Link: KaoKore Dataset
KaoKore Dataset and its machine learning perspective
From classifying handwritten digits to generating strings of text, the datasets which have received long-time focus from the machine learning community vary greatly in their subject matter. This has motivated a renewed interest in creating datasets which are socially and culturally relevant, so that algorithmic research may have a more direct and immediate impact. One such area is in history and the humanities, where better machine learning models could help to accelerate research. Along this line, newly created benchmarks and models have been proposed for historical Japanese cursive writing. At the same time, using machine learning for historical Japanese illustrations and artwork has remained largely uncharted. In this talk, Yingtao would be presenting the proposed new dataset KaoKore, which consists of faces from Pre-modern Japanese Illustrations, as well as demonstrating its value as both a classification dataset as well as a creative and artistic dataset, which we explore using generative models. It is hoped that the presented work bridges the research of humanity and machine learning.
Yingtao Tian is a Research Software Engineer in Google Brain Tokyo.

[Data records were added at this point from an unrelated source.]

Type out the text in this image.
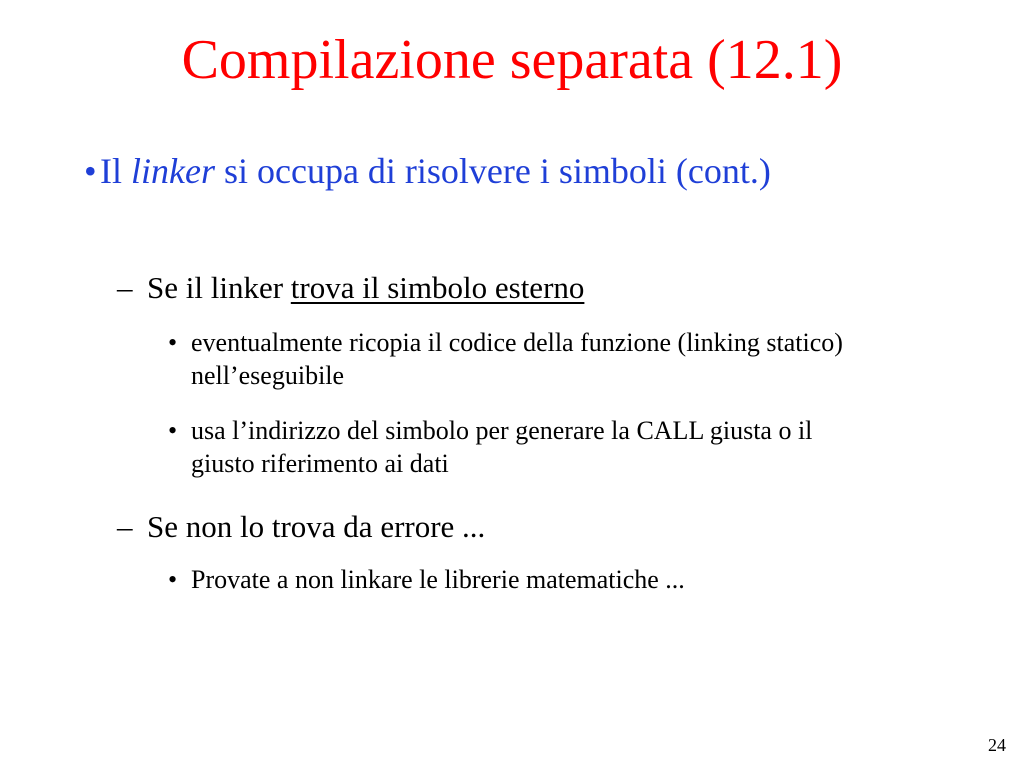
Compilazione separata (12.1)
• Il linker si occupa di risolvere i simboli (cont.)
– Se il linker trova il simbolo esterno
• eventualmente ricopia il codice della funzione (linking statico) nell’eseguibile
• usa l’indirizzo del simbolo per generare la CALL giusta o il giusto riferimento ai dati
– Se non lo trova da errore ...
• Provate a non linkare le librerie matematiche ...
24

Prior to that, he obtained his PhD at Stony Brook University in May 2019, advised by Prof. Steven Skiena. His research interests lie in generative models and representation learning, as well as their applications in natural language processing, knowledge base modeling, social network modeling, image generation and bioinformatics, and much more. His current focus concerns the intersection between generative models and agents interacting with external words, as well as bridging machine learning with humanity research.
Link: KaoKore Dataset
Exploring Anime Characters Creation with Deep Learning
Deep learning has shown great potentials of machine creativity. As a subarea of entertainment art, anime and manga have been a unique part of the Japanese economy and social culture. However, it takes tremendous efforts to master the skill of drawing, after which we are first capable of designing characters. In Preferred Networks, we are motivated to bridge the gap between amateurs and professional creators by adopting cutting-edge deep learning technologies. In this talk, I will present our recent efforts on exploring Japanese anime character creation with the help of machine creativity. More specifically, how we build practical systems to support amateurs to create their ideal anime characters and to automatically animate characters from a single illustration.
Yanghua Jin (Preferred Networks)
Yanghua Jin is a research engineer at Preferred Networks. Before that, he obtained an undergraduate degree in Computer Science and Engineering from Fudan University, Shanghai, China. His research interests include deep generative models and its application to Japanese animes and games. He founded the Crypko project to build real-world applications of anime deep generative models before joining Preferred Networks.